Will this make a better planet for me?

For the last several months, I’ve been giving talks on climate change through Al Gore’s Climate Reality Corps.  After the talks, the most poignant questions come from children, especially those in middle and high school, who seem to understand that their lives are going to be the most impacted by the climate crisis.  They yearn to have an impact but feel powerless since they can’t vote yet and are frequently not taken seriously by adults (maybe Greta is changing that).  But there’s a lot that children can do even without being able to vote.   Here’s what I say:

#1 – Learn everything you can about the climate crisis.  Read everything you can and watch YouTube videos of Greta’s speeches until you have an opinion on the issues and can express it. Note that this is a different kind of learning from school-nobody is going to grade you on this.  This is learning in the real world – it’s what you had to do to learn Minecraft, or drawing or music or anything else you learned because it was a passion.  Learn what a ton of carbon dioxide looks like, how much carbon dioxide an average American releases, who the biggest emitters are, what the effects of carbon dioxide are going to be, and how we can mitigate them, just to name a few.  

#2 – Start to measure and reduce your own carbon footprint.   Start asking your parents “Will this leave a better planet for me?” and then start making choices accordingly.  This is one area where children have tremendous power because every parent wants a better life for their kids.  So just point out where your own family’s decision might be at odds with the “better planet” idea.    In most communities, it’s not okay to litter.   It’s clear that it would damage the environment and anybody who litters is an outcast.  Litterers don’t have a “social license” (permission from the rest of us) to litter.  Right now, we all have a social license to pollute.  As kids, you can help take that away.  Finally, note what’s easy and what’s hard about making these changes.  Our own consumption decisions are not going to solve the climate crisis by themselves – we have to change the systems that enable the social license to pollute.  But what’s valuable is how your personal changes highlight systems that need to change to get to a zero-carbon economy.

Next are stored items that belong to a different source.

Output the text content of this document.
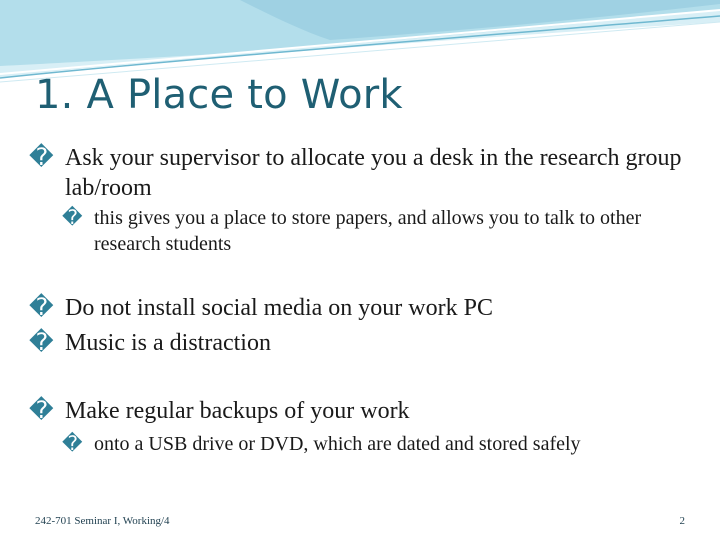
1. A Place to Work
� Ask your supervisor to allocate you a desk in the research group lab/room
� this gives you a place to store papers, and allows you to talk to other research students
� Do not install social media on your work PC
� Music is a distraction
� Make regular backups of your work
� onto a USB drive or DVD, which are dated and stored safely
242-701 Seminar I, Working/4	2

#3 – Start talking.  Extinction Rebellion in England has the explicit goal of activating 3.5% of the population. They believe that cultural change occurs once 3.5% believe and start to get involved. You can’t vote as a child, but you sure can convince other people.  Talk to everyone you know. Put together a little presentation about what you believe and why.  Start with your family and talk to aunts, uncles, and grandparents especially if they live in a swing state and they vote. Make sure they get it. Then start talking in your community.  Write articles in your school newspaper, your local paper, or give a speech to a Rotary club. You don’t have to address the United Nations like Greta, but you could find a way to be Greta in your local community. 

#4 – Finally, get involved.  Find an issue that you care about, find a group that’s working on it, and start volunteering. If you look at the big things that we’ve accomplished in this country (WWII, putting a man on the moon, the Women’s Suffrage movement, Civil Rights, Gay Marriage, just to name a few), we didn’t accomplish those by working separately – we accomplished them because we worked together.   You can volunteer as a child. There is no age limit – all you have to do is show you can get things done.

My own 13-year-old daughter has been volunteering with a group called Youth vs Apocalypse on the campaign with the goal of getting CalSTRS (the 11th largest pension fund in the country) to divest oil and gas stocks. Three months ago, she didn’t know what divestment was. After demonstrations, die-ins, and pressure from beneficiaries of the pension fund, last week her group met with the CEO of CalSTRS to present their demands.  They aren’t done, but the efforts of a group of teens have clearly had an impact. Yours can too.